So were a slew of retired senior military officials and uniformed officers, among them former Secretary of Defense James Mattis, former Chairman of the Joint Chiefs of Staff Mike Mullen, and former director of the National Security Agency Michael Hayden, all of whom expressed their outrage at Trump’s militaristic response to the peaceful assembly in Lafayette Park.
There are also lessons from the original Battle of Washington for the current commander-in-chief, and anyone else curious about President Donald Trump’s 2020 prospects—including the effect that Hoover’s militarized response to the disorder on his front yard had on his re-election campaign. As Trump meditates further escalating his own Battle of Washington, he would do well to recall what happened the last time a president ordered troops to clear Pennsylvania Avenue.
Herbert Clark Hoover, who took office at the onset of the Great Depression, was one of the unluckiest men to occupy the Oval Office. Intelligent, competent, self-effacing to a fault, he had a stellar record of public service behind him when he was elected in 1928, most notably his acclaimed work as head of the life-giving U.S. Food Administration during World War I, and the American Relief Administration afterwards when he strove to provide food for the starving masses of Central and Eastern Europe. But unfortunately, the good will that Hoover had accrued quickly dissipated after the stock market crashed in October 1929. Matters were not helped by the former engineer’s stubborn opposition to involving the federal government in alleviating the human toll of the historic depression that followed. By 1931 unemployment had reached 15 percent, breadlines filled the country’s streets and hordes of miserable Americans were encamped in decrepit shantytowns, or “Hoovervilles” as they were called. Hoover’s name had become a synonym for indifference.
By 1932, the third year of the economic catastrophe, this national tableau of misery had set the stage for a dramatic confrontation.

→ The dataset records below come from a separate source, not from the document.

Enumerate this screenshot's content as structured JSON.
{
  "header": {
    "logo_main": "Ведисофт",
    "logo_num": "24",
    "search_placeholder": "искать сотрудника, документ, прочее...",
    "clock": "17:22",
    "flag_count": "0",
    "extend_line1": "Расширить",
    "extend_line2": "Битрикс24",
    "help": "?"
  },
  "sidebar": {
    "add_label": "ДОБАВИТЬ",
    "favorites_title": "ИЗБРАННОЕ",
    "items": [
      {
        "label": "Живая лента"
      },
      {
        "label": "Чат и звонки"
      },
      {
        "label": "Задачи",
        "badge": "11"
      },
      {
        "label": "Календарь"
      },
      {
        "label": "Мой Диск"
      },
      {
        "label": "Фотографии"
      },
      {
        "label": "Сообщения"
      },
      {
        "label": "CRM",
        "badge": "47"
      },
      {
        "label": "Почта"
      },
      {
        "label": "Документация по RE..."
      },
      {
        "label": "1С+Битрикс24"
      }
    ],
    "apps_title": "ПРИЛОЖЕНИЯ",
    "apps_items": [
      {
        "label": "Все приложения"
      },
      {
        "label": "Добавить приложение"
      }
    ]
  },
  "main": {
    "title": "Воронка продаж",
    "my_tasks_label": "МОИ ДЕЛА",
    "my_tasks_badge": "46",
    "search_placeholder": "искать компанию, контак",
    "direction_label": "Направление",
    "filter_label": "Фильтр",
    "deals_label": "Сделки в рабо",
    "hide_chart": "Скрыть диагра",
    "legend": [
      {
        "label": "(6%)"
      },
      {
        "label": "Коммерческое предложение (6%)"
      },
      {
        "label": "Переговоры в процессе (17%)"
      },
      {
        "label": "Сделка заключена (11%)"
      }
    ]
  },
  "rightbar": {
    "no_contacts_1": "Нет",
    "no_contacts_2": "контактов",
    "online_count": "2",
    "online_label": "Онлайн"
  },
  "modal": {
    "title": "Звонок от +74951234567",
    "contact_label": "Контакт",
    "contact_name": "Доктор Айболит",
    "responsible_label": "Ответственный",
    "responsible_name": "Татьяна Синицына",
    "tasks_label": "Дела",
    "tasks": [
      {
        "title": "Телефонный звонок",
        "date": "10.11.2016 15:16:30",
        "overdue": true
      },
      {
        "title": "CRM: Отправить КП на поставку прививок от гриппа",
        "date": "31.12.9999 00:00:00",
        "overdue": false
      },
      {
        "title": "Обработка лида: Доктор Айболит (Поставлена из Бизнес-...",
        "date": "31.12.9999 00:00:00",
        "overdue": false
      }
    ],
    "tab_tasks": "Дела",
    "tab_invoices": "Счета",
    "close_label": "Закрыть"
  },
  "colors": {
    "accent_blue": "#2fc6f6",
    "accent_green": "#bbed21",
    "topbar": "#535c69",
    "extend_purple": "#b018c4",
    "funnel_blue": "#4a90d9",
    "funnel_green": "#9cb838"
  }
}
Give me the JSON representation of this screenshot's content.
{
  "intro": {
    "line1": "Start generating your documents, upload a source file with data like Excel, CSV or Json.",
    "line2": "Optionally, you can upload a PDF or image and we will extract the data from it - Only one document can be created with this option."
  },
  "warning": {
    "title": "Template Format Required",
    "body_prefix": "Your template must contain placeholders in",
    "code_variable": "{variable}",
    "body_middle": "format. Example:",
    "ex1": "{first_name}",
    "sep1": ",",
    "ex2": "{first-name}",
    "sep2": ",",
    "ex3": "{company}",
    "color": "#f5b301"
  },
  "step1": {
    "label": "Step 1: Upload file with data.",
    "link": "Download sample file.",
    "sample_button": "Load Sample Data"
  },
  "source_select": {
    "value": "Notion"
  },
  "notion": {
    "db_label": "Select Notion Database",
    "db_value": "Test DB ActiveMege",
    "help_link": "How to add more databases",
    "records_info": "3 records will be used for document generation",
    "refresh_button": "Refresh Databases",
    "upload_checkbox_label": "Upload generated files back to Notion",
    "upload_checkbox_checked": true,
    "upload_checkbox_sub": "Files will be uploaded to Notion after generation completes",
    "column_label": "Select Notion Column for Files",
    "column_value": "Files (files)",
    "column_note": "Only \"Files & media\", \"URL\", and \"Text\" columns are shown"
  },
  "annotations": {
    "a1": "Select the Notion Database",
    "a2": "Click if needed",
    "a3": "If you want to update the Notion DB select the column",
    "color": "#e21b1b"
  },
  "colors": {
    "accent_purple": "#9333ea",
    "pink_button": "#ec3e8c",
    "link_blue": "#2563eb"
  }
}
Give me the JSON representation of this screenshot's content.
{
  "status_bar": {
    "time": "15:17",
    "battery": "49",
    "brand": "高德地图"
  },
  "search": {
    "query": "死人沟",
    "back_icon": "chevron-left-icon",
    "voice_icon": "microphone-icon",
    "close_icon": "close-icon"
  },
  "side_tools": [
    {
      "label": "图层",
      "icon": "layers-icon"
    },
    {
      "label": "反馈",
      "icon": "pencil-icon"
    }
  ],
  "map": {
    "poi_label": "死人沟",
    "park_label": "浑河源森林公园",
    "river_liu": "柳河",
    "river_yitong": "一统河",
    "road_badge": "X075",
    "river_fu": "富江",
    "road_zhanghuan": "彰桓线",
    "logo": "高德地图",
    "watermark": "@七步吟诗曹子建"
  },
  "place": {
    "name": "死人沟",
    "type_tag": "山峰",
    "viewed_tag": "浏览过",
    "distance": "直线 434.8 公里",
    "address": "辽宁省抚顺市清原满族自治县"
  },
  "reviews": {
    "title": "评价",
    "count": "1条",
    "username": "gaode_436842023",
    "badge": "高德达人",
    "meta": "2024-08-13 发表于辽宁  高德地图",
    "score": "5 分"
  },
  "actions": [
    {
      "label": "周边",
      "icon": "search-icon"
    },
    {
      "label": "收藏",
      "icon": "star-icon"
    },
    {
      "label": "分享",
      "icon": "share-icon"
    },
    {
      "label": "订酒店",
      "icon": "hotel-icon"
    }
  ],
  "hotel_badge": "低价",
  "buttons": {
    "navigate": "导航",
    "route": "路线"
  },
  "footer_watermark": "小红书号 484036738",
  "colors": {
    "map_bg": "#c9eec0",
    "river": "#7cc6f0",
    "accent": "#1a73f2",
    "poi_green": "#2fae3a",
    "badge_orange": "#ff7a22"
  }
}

In 1924, when the economy had been strong, Congress had passed the World War Adjusted Compensation Act, awarding bonuses to surviving veterans of the Allied Expeditionary Force, as the American servicemen who sailed to France to fight against the Central Powers during World War I were called, as a gesture of gratitude for their service. There was a catch, however: The “bonus” certificates, which would have been worth approximately $500 plus compounded interest, were not redeemable until 1945.
One former sergeant and combat veteran from the Great War, Walter Waters of Portland, Oregon, decided that wasn’t good enough. Like many, if not most of the surviving veterans, by 1932 Waters was unemployed. He wanted his money now. At a Portland veterans’ meeting in March, Waters raised the idea of descending on Washington en masse to pressure Congress to paying the bonus immediately.
Thus the so-called Bonus Expeditionary Force—also known as the Bonus Marchers or the Bonus Army—was formed. In the late spring of 1932, the ragtag “army” of 17,000 veterans and their families, led by the charismatic Waters, descended on Washington by foot, truck and train to demand their pay.